Hand Held Microphones
On most any interview on TV, you will see a reporter holding a microphone up to the interview subject. Hand held mics are ideal for this application. You can use the very same mic used by performers, but most TV news production units use something a little different. Performance microphones are usually somewhat directional, and are referred to as “cardiod” mics, due to their heart shaped pickup pattern. For video, an omni directional mic is usually a better choice. You can pick up both sides of the interview, without constantly moving the mic back and forth.
Lavaliere mics, often referred to as “lapel” mics are very common in broadcasting. Virtually every talk show, and news program use these. “Lav” mics are available in both wired and wireless versions. The latter has obvious advantages. If you’re on a budget, go with a good wired lav. Don’t be swayed by cheap wireless rigs. They are just not worth it. A good wireless setup will easily cost you several hundred dollars, or more. Another alternative is to simply rent a wireless system. Most larger cities have rental houses that will provide these at a low rental fee.
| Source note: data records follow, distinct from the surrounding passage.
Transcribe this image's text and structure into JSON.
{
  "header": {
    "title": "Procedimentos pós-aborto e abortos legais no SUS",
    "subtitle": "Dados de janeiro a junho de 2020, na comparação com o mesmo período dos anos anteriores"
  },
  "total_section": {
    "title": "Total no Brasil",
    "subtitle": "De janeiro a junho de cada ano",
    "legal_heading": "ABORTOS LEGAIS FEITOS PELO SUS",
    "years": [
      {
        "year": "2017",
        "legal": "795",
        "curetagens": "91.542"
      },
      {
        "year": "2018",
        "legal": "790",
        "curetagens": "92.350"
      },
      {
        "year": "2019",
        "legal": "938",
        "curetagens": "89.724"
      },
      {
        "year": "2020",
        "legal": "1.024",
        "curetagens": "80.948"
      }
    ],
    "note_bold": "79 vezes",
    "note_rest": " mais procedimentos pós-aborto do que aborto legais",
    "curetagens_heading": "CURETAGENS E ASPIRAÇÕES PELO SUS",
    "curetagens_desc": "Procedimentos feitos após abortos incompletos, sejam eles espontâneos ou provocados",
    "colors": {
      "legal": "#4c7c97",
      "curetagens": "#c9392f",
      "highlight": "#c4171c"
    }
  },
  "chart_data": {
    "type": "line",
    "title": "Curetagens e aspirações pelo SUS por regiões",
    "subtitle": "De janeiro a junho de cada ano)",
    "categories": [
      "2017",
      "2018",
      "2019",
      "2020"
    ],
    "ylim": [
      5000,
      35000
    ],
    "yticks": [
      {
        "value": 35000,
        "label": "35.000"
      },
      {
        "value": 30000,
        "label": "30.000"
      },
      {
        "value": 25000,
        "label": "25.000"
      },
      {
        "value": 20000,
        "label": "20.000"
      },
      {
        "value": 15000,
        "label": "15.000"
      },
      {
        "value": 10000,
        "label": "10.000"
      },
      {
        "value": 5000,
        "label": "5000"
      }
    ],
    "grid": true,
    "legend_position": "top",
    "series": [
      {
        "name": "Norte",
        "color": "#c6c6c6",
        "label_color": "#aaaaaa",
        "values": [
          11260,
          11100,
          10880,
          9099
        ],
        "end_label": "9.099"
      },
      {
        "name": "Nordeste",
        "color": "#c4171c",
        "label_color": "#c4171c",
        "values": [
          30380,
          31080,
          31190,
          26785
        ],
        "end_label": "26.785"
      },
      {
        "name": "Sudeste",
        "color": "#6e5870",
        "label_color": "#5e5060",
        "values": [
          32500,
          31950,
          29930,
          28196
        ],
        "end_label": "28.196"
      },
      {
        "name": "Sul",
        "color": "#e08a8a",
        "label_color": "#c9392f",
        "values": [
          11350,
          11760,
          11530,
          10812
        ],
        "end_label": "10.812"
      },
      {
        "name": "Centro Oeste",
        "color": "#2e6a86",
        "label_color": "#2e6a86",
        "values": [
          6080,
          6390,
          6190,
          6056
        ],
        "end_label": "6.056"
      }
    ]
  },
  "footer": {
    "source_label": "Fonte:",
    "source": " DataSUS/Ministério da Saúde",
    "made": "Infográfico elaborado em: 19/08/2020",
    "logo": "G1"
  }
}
A shotgun mic is designed to pick up sound in a very narrow pattern. They reject sound from the sides, allowing a bit more “focus” on the sound in front of the mic. In filmaking, these are used extensively. Most often mounted on the end of a boom pole. The boom may be held by an operator, or on a tripod mounted boom. There are a number of shotgun mics designed for mounting directly on a video camera. This style is often used by news camera operators. The biggest mistake most newcomers make, and it is a big one, is thinking that buying a good shotgun is the complete solution for all sound capture. It is not. The common misconception is that they work just like a camera telephoto lens, allowing the same result from far away, as if you were up close with a conventional mic. They do not.
Most consumer camcorders have no external mic input at all. A majority of those that do use a miniature plug that is the same size used by common earphones. Professional cameras and sound recording equipment use a connector known as XLR. Much larger than miniature connectors, and is no only more secure, but also requires special electronics to support it. Virtually all of the higher quality microphones use this type of connection. Fortunately, you can purchase an XLR adaptor. This is essentially a small box that mounts to the bottom of your camera.
The Bottom Line
The simple fact is, that an expensive microphone at a distance, will not come close to matching a cheap one placed close to the subject. Yes, that $2000 shotgun you’ve seen online, placed across the room, will not hold a candle to a $39 mic placed close to the source. The web is brimming with video that suffers from this common mistake. Anything more than about six feet away or more, and no matter how fancy the shotgun, it will never match a cheap vocal or lav up close. Again, our “cheap” mics in this example are wired. Always avoid cheap wireless stuff.